Vortrag KAFKA IN ANKARA

Dr. REINER STACH
Dr. SÜREYYA ILKILIÇ


GIA


Es versteht sich von selbst, dass Kafka nie in Ankara war. Und wie er geschrieben hätte, wäre er hier gewesen, ist eine höchst spekulative Frage. Außer Frage ist die Rolle und Bedeutung Kafkas in der Türkei. In der Türkei wurde er viel gelesen. Die Entwicklung der modernen türkischen Literatur wurde nachhaltig von ihm geprägt. Seine Werke wurden künstlerisch-literarisch rezipiert und dienten als literarische Inspirationsquelle, wie z. B. für Orhan Pamuk in seinem Roman „Schnee“. Zudem wurden Kaffees und Literaturzeitschriften nach ihm benannt und Poster, T-Shirts, Kaffeetassen mit seinem Porträt bedruckt. In der Türkei ist Kafka unlängst zu einer intellektuellen Kultfigur geworden: Ohne seine Werke zu kennen, kann man für „Kafka“ schwärmen. Und für manche Leute gilt er als ein Symbol der Absurdität. Was macht eigentlich Kafkas Werke so einzigartig und unverwechselbar in der Epoche der literarischen Moderne? Und wieso bleibt er immer noch „modern“? Was ist eigentlich das Faszinierende an Kafka?

Im Rahmen der Veranstaltung „Kafka in Ankara“ werden Antworten auf diese und andere Fragen gesucht und diskutiert. Es ist davon auszugehen, dass literarische Werke und der literarische Werdegang eines Autors biographisch und historisch imprägniert sind, also nicht völlig losgelöst von der Biographie und der Zeit eines Autors verstanden werden können. Damit ist aber nicht gesagt, dass wir in seinem Leben Antworten auf Fragen suchen, die seine Werke uns aufgeben. So einfach ist die Sache nicht, ja im Gegenteil! Sie ist viel komplizierter und vielschichtiger, wie Reiner Stach eindrucksvoll unter Beweis stellt. Er wird in seinem Vortrag auf das facettenreiche Leben Kafkas, ja auf seine „Fremdheit“ eingehen. Er hat eine dreibändige und international hoch gefeierte Jahrhundertenbiographie über Kafka nach dem methodischen Vorbild von Sartres Flaubert-Biographie vorgelegt, an der er achtzehn Jahre arbeitete. Es handelt sich keineswegs um einen in die Länge gezogenen „biographische Roman“ (Stach), sondern um eine Biographie, die auf „fiktionale Ergänzungen“ ganz verzichtet und sich stattdessen auf Tatsachen bzw. Fakten und Quellen beruft, wie es eben nur geht.

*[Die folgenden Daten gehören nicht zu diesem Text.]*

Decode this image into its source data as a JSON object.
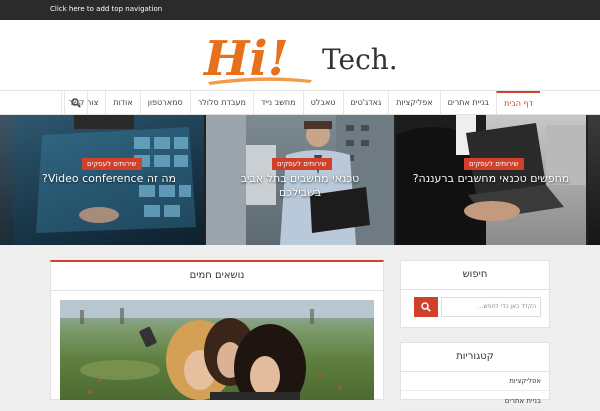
{
  "topbar": {
    "link_text": "Click here to add top navigation"
  },
  "logo": {
    "hi_text": "Hi!",
    "tech_text": "Tech."
  },
  "nav": {
    "items": [
      {
        "label": "דף הבית",
        "active": true
      },
      {
        "label": "בניית אתרים"
      },
      {
        "label": "אפליקציות"
      },
      {
        "label": "גאדג'טים"
      },
      {
        "label": "טאבלט"
      },
      {
        "label": "מחשב נייד"
      },
      {
        "label": "מעבדת סלולר"
      },
      {
        "label": "סמארטפון"
      },
      {
        "label": "אודות"
      },
      {
        "label": "צור קשר"
      }
    ],
    "search_icon": "search-icon"
  },
  "slider": {
    "slides": [
      {
        "badge": "שירותים לעסקים",
        "title": "מה זה Video conference?"
      },
      {
        "badge": "שירותים לעסקים",
        "title_line1": "טכנאי מחשבים בתל אביב",
        "title_line2": "בשבילכם"
      },
      {
        "badge": "שירותים לעסקים",
        "title": "מחפשים טכנאי מחשבים ברעננה?"
      }
    ]
  },
  "main": {
    "hot_topics_title": "נושאים חמים"
  },
  "sidebar": {
    "search": {
      "title": "חיפוש",
      "placeholder": "הקלד כאן כדי לחפש...",
      "button_icon": "search-icon"
    },
    "categories": {
      "title": "קטגוריות",
      "items": [
        "אפליקציות",
        "בניית אתרים"
      ]
    }
  },
  "colors": {
    "accent": "#d0402a",
    "logo_orange": "#e8701a",
    "topbar": "#2b2b2b"
  }
}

Süreyya Ilkilic, die mit einer Arbeit über Kafka promovierte, wird in ihrem Vortrag auf die Rezeption von Kafkas Werken in der Türkei und ihre Einflüsse auf die moderne türkische Literatur eingehen. Sie wird am Beispiel der Türkei der Frage nachgehen, ob und weshalb uns Kafka in die Lage versetzen kann, uns und unsere Zeit zu verstehen, und zwar trotz bzw. wegen seiner Fremdheit.
Im Anschluss findet ein interkulturelles Gespräch über Kafkas Leben, Werk und Wirkung statt.
 
Reiner Stach, geboren 1951 in Rochlitz (Sachsen), arbeitete nach dem Studium der Philosophie, Literaturwissenschaft und Mathematik und anschließender Promotion zunächst als Wissenschaftslektor und Herausgeber von Sachbüchern. 2002 und 2008 erschienen die ersten beiden Bände der hochgelobten dreiteiligen Kafka-Biographie. 2008 wurde Reiner Stach für ›Kafka: Die Jahre der Erkenntnis‹ mit dem Sonderpreis zum Heimito-von-Doderer-Literaturpreis ausgezeichnet. Für sein herausragendes Gesamtwerk auf dem Feld der literarischen Biographik erhielt er 2016 den Joseph-Breitbach-Preis.

Süreyya Ilkilic studierte Neuere Deutsche Literatur, Linguistik und Orientalistik an der Ruhr-Universität Bochum und Eberhard Karls-Universität Tübingen. Im Jahr 2015 promovierte sie mit einer Arbeit über "Kafka in der Türkei“ im Fach Germanistik an der Universität Tübingen. Seit 2018 ist sie wissenschaftliche Mitarbeiterin an der 'Türkisch-Deutschen Universität' in Istanbul.